Hermann looked at her quickly.

"Vould you?" he asked.

She shivered and shook her head and Hermann, seeing that the heat of his zeal had led him into a personal appeal that all his normally slow instincts prompted him to avoid, hurried back to the safe ground of generalities.

"Nobody vat knows," he said, "could belief it. Nobody vat knows could belief girls'd go into such a life, or once dey got into it stay dere, because dey vanted to. Vell, vat den? Ve must find out vhy is it dey gets in und vhy dey stay. It is because all de whole luckier vorld lets dem be kep' fast, und, first und foremost, because all de whole luckier vorld lets dose factories dey come from be bad blaces, und couldn't gif dose ozzer sixty-two-per-cent girls no ozzer vay to earn a livin' yet."
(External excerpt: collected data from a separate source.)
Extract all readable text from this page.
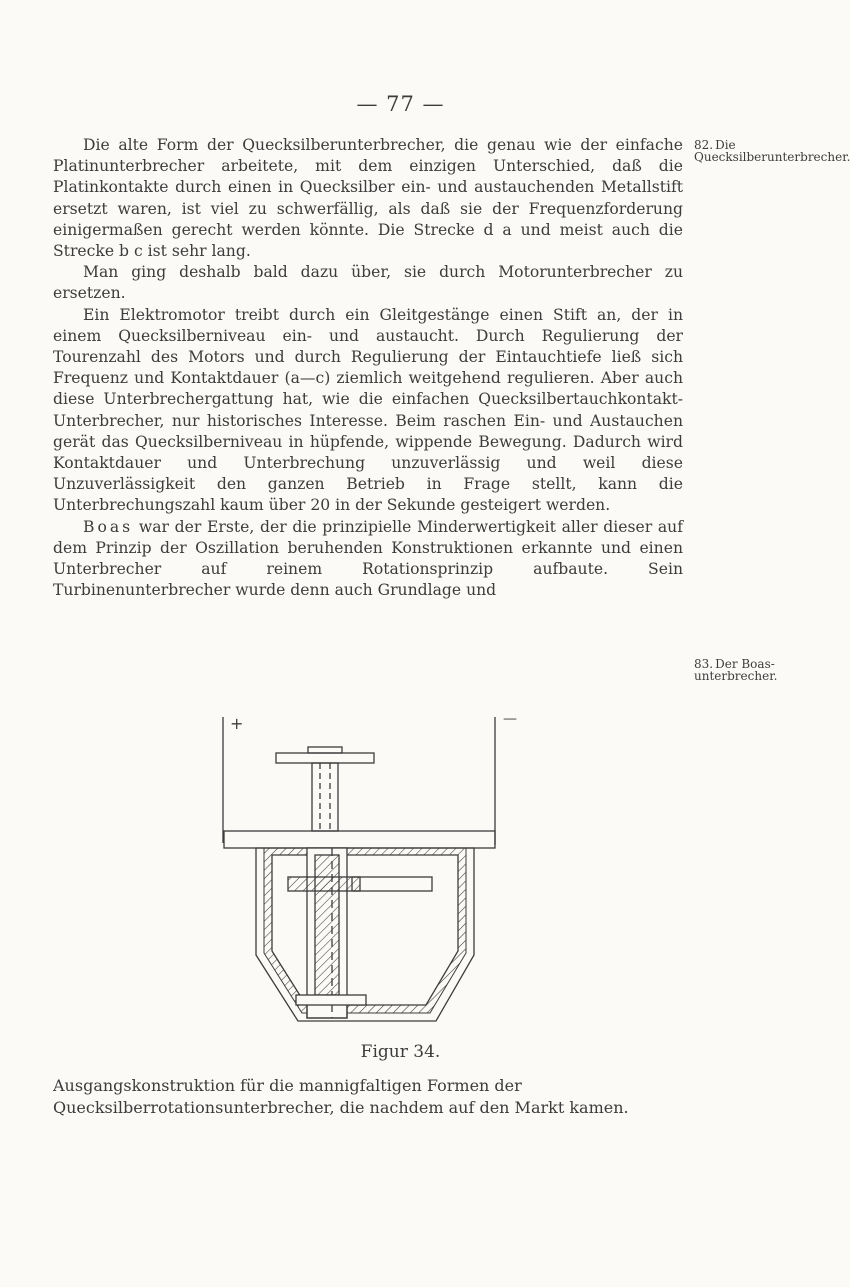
— 77 —

Die alte Form der Quecksilberunterbrecher, die genau wie der einfache Platinunterbrecher arbeitete, mit dem einzigen Unterschied, daß die Platinkontakte durch einen in Quecksilber ein- und austauchenden Metallstift ersetzt waren, ist viel zu schwerfällig, als daß sie der Frequenzforderung einigermaßen gerecht werden könnte. Die Strecke d a und meist auch die Strecke b c ist sehr lang.

Man ging deshalb bald dazu über, sie durch Motorunterbrecher zu ersetzen.

Ein Elektromotor treibt durch ein Gleitgestänge einen Stift an, der in einem Quecksilberniveau ein- und austaucht. Durch Regulierung der Tourenzahl des Motors und durch Regulierung der Eintauchtiefe ließ sich Frequenz und Kontaktdauer (a—c) ziemlich weitgehend regulieren. Aber auch diese Unterbrechergattung hat, wie die einfachen Quecksilbertauchkontakt-Unterbrecher, nur historisches Interesse. Beim raschen Ein- und Austauchen gerät das Quecksilberniveau in hüpfende, wippende Bewegung. Dadurch wird Kontaktdauer und Unterbrechung unzuverlässig und weil diese Unzuverlässigkeit den ganzen Betrieb in Frage stellt, kann die Unterbrechungszahl kaum über 20 in der Sekunde gesteigert werden.

Boas war der Erste, der die prinzipielle Minderwertigkeit aller dieser auf dem Prinzip der Oszillation beruhenden Konstruktionen erkannte und einen Unterbrecher auf reinem Rotationsprinzip aufbaute. Sein Turbinenunterbrecher wurde denn auch Grundlage und

82. Die Quecksilberunterbrecher.
83. Der Boas-unterbrecher.
+	—
Figur 34.

Ausgangskonstruktion für die mannigfaltigen Formen der Quecksilberrotationsunterbrecher, die nachdem auf den Markt kamen.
Violet thought again, as she still so often thought, of Max.

"An' what about the men that start them?" she inquired.

Hermann brought his heavy fist down upon his knee.

"Dem too!" he said. "Dem is de vorst mens in de vorld. If I can hate any man, dey is him. It makes my red blood to steam und my skin to get all brickly to see dem or sink of dem. But I know dot dey, too, are results of conditions, und dey sink dot dey are doing kindness to de girls by not letting dem go to chail or starve. De vorst mens in de vorld—next to politicians as lets dem live und takes most dot dey earn! Und de politicians demselves are only vat dot big system as makes us all vork for less as ve earn, und makes us all pay more as ve can—only vat de big system makes dem!"
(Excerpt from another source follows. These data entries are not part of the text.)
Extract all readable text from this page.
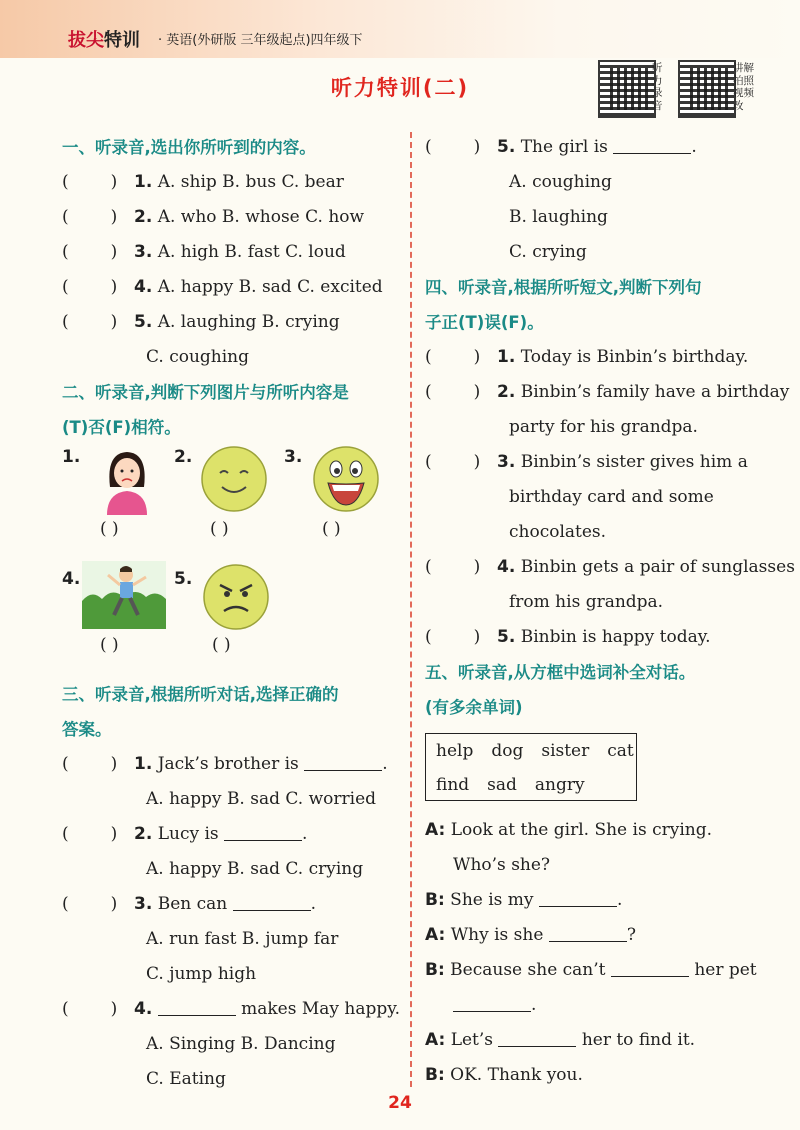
拔尖特训 · 英语(外研版 三年级起点)四年级下
听力特训(二)
听力录音
讲解拍照视频改
一、听录音,选出你所听到的内容。
( ) 1. A. ship B. bus C. bear
( ) 2. A. who B. whose C. how
( ) 3. A. high B. fast C. loud
( ) 4. A. happy B. sad C. excited
( ) 5. A. laughing B. crying
C. coughing
二、听录音,判断下列图片与所听内容是
(T)否(F)相符。
1.
( )
2.
( )
3.
( )
4.
( )
5.
( )
三、听录音,根据所听对话,选择正确的
答案。
( ) 1. Jack’s brother is	.
A. happy B. sad C. worried
( ) 2. Lucy is	.
A. happy B. sad C. crying
( ) 3. Ben can	.
A. run fast B. jump far
C. jump high
( ) 4.	makes May happy.
A. Singing B. Dancing
C. Eating
( ) 5. The girl is	.
A. coughing
B. laughing
C. crying
四、听录音,根据所听短文,判断下列句
子正(T)误(F)。
( ) 1. Today is Binbin’s birthday.
( ) 2. Binbin’s family have a birthday
party for his grandpa.
( ) 3. Binbin’s sister gives him a
birthday card and some
chocolates.
( ) 4. Binbin gets a pair of sunglasses
from his grandpa.
( ) 5. Binbin is happy today.
五、听录音,从方框中选词补全对话。
(有多余单词)
help dog sister cat
find sad angry
A: Look at the girl. She is crying.
Who’s she?
B: She is my	.
A: Why is she	?
B: Because she can’t	her pet
.
A: Let’s	her to find it.
B: OK. Thank you.
24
Violet understood but partially; yet she had seen enough to know that the slavery must have its political side, and it was concerning this that she now asked.

That Hermann made wholly clear. He told her the story of the growth of political parties, the development of political machines, the necessary preying of these machines, in every city, first upon gambling and then, as that passed, upon prostitution, and of how this meant both money and votes.